Viona Ielegems at Work at the Wave Gotik Treff...

Next event. I was in a pub celebrating a friend’s 18th birthday last week and there was a band playing covers of pink floyd and classic blues tracks. What i noticed about some of my fellow teenagers was that somehow, they couldn’t enjoy a good bit of prog rock and blues (what is there not to like?? :P) complaining about not being able to use the karaoke machine so they could listen to some ‘good’ music. The older guys in the pub were naturally loving the cover band. So i found my self thinking-what is it that makes a younger generation in general not like older music? In my eyes, good music is and always will be good music. Is there not still magic to be found in even gregorian chant music? I think there can only be one answer-there must be some stigma associated with not being trendy and liking the classics over the latest tunes. I understand that we all have different taste in music, but i don’t understand how so many seem to reject music based on age or being ‘out of fashion’. Lets all appreciate all music that is good, without regards to age or popularity!

Electric Guitar

And another semi-unlinked event, in which i criticise myself instead of others-its good to be balanced ;). When walking back home after the same party mentioned above, we heard a voice somewhere in the dark pleading for help and instead of finding out where the voice was coming from and seeing what was the problem, we walked on quicker, in fear of a person we couldn’t see but was there-and very possibly in need of our help. The question here is, why do we occasionally fear the needy? the same dilemna can be seen in the example of how the majority of us will walk past the homeless, avoiding eye contact and ignoring conversation as if the person never existed. It seems such a petty and weak thing to ignore the pleads of those who need help the most out of fear and greed-be it for money or safety.

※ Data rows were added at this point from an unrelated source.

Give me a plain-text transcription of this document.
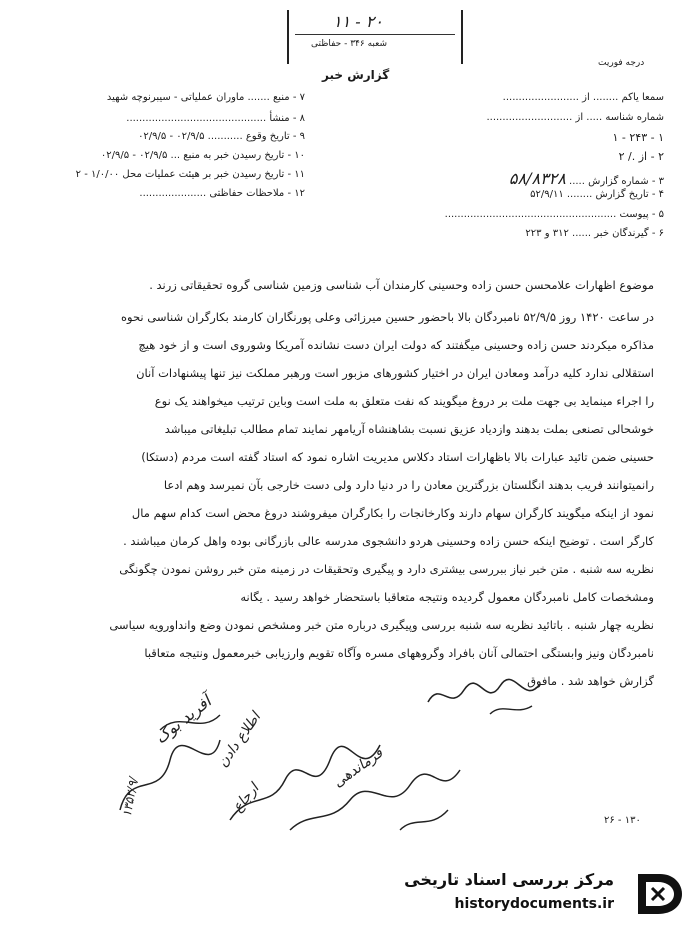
۱۱ - ۲۰
شعبه ۳۴۶ - حفاظتی
گزارش خبر
درجه فوریت
۷ - منبع ....... ماوران عملیاتی - سیبرنوچه شهید
۸ - منشأ ............................................
۹ - تاریخ وقوع ........... ۰۲/۹/۵ - ۰۲/۹/۵
۱۰ - تاریخ رسیدن خبر به منبع ... ۰۲/۹/۵ - ۰۲/۹/۵
۱۱ - تاریخ رسیدن خبر بر هیئت عملیات محل ۱/۰/۰۰ - ۲
۱۲ - ملاحظات حفاظتی .....................
سمعا یاکم ........ از ........................
شماره شناسه ..... از ...........................
۱ - ۲۴۳ - ۱
۲ - از ./ ۲
۳ - شماره گزارش ..... ۵۸/۸۳۲۸
۴ - تاریخ گزارش ........ ۵۲/۹/۱۱
۵ - پیوست ......................................................
۶ - گیرندگان خبر ...... ۳۱۲ و ۲۲۳
موضوع اظهارات علامحسن حسن زاده وحسینی کارمندان آب شناسی وزمین شناسی گروه تحقیقاتی زرند .
در ساعت ۱۴۲۰ روز ۵۲/۹/۵ نامبردگان بالا باحضور حسین میرزائی وعلی پورنگاران کارمند بکارگران شناسی نحوه
مذاکره میکردند حسن زاده وحسینی میگفتند که دولت ایران دست نشانده آمریکا وشوروی است و از خود هیچ
استقلالی ندارد کلیه درآمد ومعادن ایران در اختیار کشورهای مزبور است ورهبر مملکت نیز تنها پیشنهادات آنان
را اجراء مینماید بی جهت ملت بر دروغ میگویند که نفت متعلق به ملت است وباین ترتیب میخواهند یک نوع
خوشحالی تصنعی بملت بدهند وازدیاد عزیق نسبت بشاهنشاه آریامهر نمایند تمام مطالب تبلیغاتی میباشد
حسینی ضمن تائید عبارات بالا باظهارات استاد دکلاس مدیریت اشاره نمود که استاد گفته است مردم (دستکا)
رانمیتوانند فریب بدهند انگلستان بزرگترین معادن را در دنیا دارد ولی دست خارجی بآن نمیرسد وهم ادعا
نمود از اینکه میگویند کارگران سهام دارند وکارخانجات را بکارگران میفروشند دروغ محض است کدام سهم مال
کارگر است . توضیح اینکه حسن زاده وحسینی هردو دانشجوی مدرسه عالی بازرگانی بوده واهل کرمان میباشند .
نظریه سه شنبه . متن خبر نیاز ببررسی بیشتری دارد و پیگیری وتحقیقات در زمینه متن خبر روشن نمودن چگونگی
ومشخصات کامل نامبردگان معمول گردیده ونتیجه متعاقبا باستحضار خواهد رسید . یگانه
نظریه چهار شنبه . باتائید نظریه سه شنبه بررسی وپیگیری درباره متن خبر ومشخص نمودن وضع وانداورویه سیاسی
نامبردگان ونیز وابستگی احتمالی آنان بافراد وگروههای مسره وآگاه تقویم وارزیابی خبرمعمول ونتیجه متعاقبا
گزارش خواهد شد . مافوق
آفرید بوک اطلاع دادن	فرماندهی
ارجاع
۱۳۵۲/۹/
۲۶ - ۱۳۰
مرکز بررسی اسناد تاریخی
historydocuments.ir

Homeless man in Anchorage, Alaska

Image via Wikipedia

And heres another from today. In my 6th form (for any non-uk readers, the last few years of school before university) common room a piece of student art work had ended up with huge gaping hole in it after someone threw a ball at it. A fellow student, despite it not being his work, got rather annoyed – and rightly so – at the damages. The majority of students however sadly couldn’t care less. Here, the question is-why do so few appreciate the hard creative work of others? I would like to add that the artwork in question did get full marks and took alot of time to finish (not my piece-mine are never that good ;)) So for the kindness of this particular student loaning her work to the school, she got it severely damaged by the lack of care of others. The opinion of one student for example, was “Who cares? it was rubbish anyway.” Even if it were a poor piece of work-which it really wasn’t, it certainly should not have that sort of attitude towards it. Everyone should appreciate the hard work of others.

I’ll leave it at that for today, but i quite enjoyed writing this post so i may do a similar thing in the future. As i said at the beginning, this sort of writing helps me find inspiration for more creative pieces later on, so you may be seeing some poems on the same topics sometime soon.